Scientific classification
- Kingdom: Plantae
- Clade: Tracheophytes
- Clade: Angiosperms
- Clade: Magnoliids
- Order: Piperales
- Family: Piperaceae
- Genus: Peperomia
- Species: P. wheeleri
- Binomial name: Peperomia wheeleri Britton

= Peperomia wheeleri =

- Genus: Peperomia
- Species: wheeleri
- Authority: Britton
- Conservation status: LE

Species of flowering plant

Peperomia wheeleri is a rare species of flowering plant in the pepper family known by the common name Wheeler's peperomia. It is endemic to Puerto Rico, where it is known only from the island of Culebra. It has become rare because of deforestation and grazing by livestock. It is a federally listed endangered species of the United States.

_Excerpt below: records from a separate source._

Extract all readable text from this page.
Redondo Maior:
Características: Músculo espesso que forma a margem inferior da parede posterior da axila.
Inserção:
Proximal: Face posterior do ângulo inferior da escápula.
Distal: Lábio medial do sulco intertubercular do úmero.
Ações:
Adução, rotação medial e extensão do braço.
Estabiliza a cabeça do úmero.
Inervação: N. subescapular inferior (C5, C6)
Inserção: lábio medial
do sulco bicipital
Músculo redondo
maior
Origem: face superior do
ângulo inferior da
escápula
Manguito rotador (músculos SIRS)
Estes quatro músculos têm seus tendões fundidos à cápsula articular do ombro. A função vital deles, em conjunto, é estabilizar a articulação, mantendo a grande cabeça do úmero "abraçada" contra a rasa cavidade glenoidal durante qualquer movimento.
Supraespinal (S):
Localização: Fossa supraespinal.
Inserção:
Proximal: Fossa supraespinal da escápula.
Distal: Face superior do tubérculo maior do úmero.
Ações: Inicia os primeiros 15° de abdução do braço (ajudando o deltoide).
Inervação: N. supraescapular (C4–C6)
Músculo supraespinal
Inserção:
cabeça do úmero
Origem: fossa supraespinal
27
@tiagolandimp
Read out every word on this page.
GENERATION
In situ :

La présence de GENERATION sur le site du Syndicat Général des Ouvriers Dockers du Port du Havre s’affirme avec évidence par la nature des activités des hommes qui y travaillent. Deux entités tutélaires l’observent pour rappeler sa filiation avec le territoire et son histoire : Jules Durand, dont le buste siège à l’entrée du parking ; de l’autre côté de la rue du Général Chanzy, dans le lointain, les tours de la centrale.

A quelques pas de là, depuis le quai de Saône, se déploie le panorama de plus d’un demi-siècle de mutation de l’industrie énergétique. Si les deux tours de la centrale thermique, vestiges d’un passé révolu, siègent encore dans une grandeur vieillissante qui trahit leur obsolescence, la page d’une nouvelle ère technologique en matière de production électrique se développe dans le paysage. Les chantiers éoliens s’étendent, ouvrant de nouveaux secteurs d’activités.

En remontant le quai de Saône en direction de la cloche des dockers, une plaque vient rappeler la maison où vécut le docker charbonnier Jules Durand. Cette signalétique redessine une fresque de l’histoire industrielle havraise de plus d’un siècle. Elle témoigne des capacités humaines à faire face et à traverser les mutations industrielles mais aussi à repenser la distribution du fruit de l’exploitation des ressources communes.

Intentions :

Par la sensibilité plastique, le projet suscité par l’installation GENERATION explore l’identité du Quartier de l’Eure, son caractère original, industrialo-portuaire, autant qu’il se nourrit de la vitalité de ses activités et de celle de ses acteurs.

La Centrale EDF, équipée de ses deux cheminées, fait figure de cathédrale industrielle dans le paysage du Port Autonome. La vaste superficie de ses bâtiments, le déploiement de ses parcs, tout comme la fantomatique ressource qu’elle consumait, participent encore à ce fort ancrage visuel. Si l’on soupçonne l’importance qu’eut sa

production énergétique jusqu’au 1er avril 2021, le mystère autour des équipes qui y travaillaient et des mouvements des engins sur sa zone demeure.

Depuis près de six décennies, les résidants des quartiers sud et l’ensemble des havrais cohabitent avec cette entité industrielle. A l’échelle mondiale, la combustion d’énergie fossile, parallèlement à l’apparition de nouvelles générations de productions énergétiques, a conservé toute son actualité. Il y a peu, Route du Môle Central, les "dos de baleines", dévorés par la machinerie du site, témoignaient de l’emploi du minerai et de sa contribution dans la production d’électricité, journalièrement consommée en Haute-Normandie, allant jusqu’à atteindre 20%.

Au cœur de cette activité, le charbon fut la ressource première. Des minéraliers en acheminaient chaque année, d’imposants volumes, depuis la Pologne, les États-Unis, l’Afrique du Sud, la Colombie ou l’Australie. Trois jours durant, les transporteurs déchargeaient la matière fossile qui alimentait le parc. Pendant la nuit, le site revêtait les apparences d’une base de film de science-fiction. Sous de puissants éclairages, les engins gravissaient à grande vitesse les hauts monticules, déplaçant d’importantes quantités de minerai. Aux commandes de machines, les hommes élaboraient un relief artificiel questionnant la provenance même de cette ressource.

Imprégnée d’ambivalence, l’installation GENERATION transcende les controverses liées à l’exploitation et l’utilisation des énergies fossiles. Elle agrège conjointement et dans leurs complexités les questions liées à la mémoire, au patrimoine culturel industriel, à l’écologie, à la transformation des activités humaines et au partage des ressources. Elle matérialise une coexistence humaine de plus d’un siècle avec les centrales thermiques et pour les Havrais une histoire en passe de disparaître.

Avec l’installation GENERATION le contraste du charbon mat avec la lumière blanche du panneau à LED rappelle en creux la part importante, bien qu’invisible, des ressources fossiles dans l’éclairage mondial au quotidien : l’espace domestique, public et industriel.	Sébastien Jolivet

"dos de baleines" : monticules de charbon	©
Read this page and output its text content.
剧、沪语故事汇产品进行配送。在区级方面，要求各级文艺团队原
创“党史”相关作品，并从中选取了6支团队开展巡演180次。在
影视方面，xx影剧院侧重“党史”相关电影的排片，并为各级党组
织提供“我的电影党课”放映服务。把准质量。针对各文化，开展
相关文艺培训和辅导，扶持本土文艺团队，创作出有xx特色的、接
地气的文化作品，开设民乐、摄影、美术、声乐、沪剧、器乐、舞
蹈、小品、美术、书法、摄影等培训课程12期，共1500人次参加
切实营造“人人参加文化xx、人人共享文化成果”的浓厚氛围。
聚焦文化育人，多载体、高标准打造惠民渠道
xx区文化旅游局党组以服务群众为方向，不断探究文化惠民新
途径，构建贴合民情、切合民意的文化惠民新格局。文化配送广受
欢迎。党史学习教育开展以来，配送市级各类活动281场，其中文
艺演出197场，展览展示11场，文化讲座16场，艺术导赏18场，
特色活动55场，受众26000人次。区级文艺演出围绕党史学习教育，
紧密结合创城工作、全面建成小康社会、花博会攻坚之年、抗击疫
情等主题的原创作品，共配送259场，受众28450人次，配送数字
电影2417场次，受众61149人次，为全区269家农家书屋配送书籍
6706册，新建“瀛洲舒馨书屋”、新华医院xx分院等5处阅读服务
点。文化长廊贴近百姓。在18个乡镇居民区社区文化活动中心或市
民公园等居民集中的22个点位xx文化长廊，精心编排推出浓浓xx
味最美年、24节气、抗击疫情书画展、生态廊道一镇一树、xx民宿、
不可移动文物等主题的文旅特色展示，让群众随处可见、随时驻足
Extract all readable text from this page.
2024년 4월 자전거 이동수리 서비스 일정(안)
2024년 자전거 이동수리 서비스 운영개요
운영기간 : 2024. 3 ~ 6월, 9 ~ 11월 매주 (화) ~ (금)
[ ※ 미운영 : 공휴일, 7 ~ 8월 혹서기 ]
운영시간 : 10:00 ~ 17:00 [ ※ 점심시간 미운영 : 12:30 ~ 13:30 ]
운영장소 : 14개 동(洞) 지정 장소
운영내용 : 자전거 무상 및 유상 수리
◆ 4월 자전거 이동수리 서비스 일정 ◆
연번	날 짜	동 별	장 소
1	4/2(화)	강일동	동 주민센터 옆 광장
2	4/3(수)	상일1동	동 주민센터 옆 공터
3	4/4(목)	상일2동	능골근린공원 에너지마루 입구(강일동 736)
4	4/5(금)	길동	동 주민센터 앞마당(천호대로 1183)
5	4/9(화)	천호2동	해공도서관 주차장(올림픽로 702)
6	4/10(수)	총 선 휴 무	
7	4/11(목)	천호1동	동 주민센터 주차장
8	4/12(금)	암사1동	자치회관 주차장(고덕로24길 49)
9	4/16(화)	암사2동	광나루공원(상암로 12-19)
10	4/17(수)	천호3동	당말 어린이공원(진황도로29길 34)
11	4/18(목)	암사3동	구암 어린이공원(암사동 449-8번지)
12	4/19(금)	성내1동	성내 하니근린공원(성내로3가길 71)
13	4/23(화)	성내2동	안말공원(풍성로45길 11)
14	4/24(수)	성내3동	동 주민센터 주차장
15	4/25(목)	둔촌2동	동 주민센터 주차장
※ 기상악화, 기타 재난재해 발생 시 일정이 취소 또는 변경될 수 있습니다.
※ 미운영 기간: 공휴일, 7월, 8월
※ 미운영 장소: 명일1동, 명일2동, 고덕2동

This plant grows on the rocky island Culebra, anchoring in the humus that accumulates on the weathered granodiorite boulders covering its surface. The forest habitat hosts other plants including: Clusia rosea, Bursera simaruba, Ficus citrifolia, Tillandsia spp., Anthurium acaule, Whittmackia lingulata, and Epidendrum cochleatum. It can be found on the highest-elevation slopes of the island, located within Culebra National Wildlife Refuge.

The plant is an evergreen herb growing up to a meter tall with oppositely arranged leaves with fleshy blades up to 7 centimeters long by 5 wide. The inflorescence is up to 16 centimeters long but only a few millimeters wide and is covered in minute, nearly invisible flowers.

This plant is threatened by damage and destruction to the humus layer in which it grows. The scratching of domestic fowl can disturb it, and the removal of the forest canopy eliminates the source of the debris that forms the humus.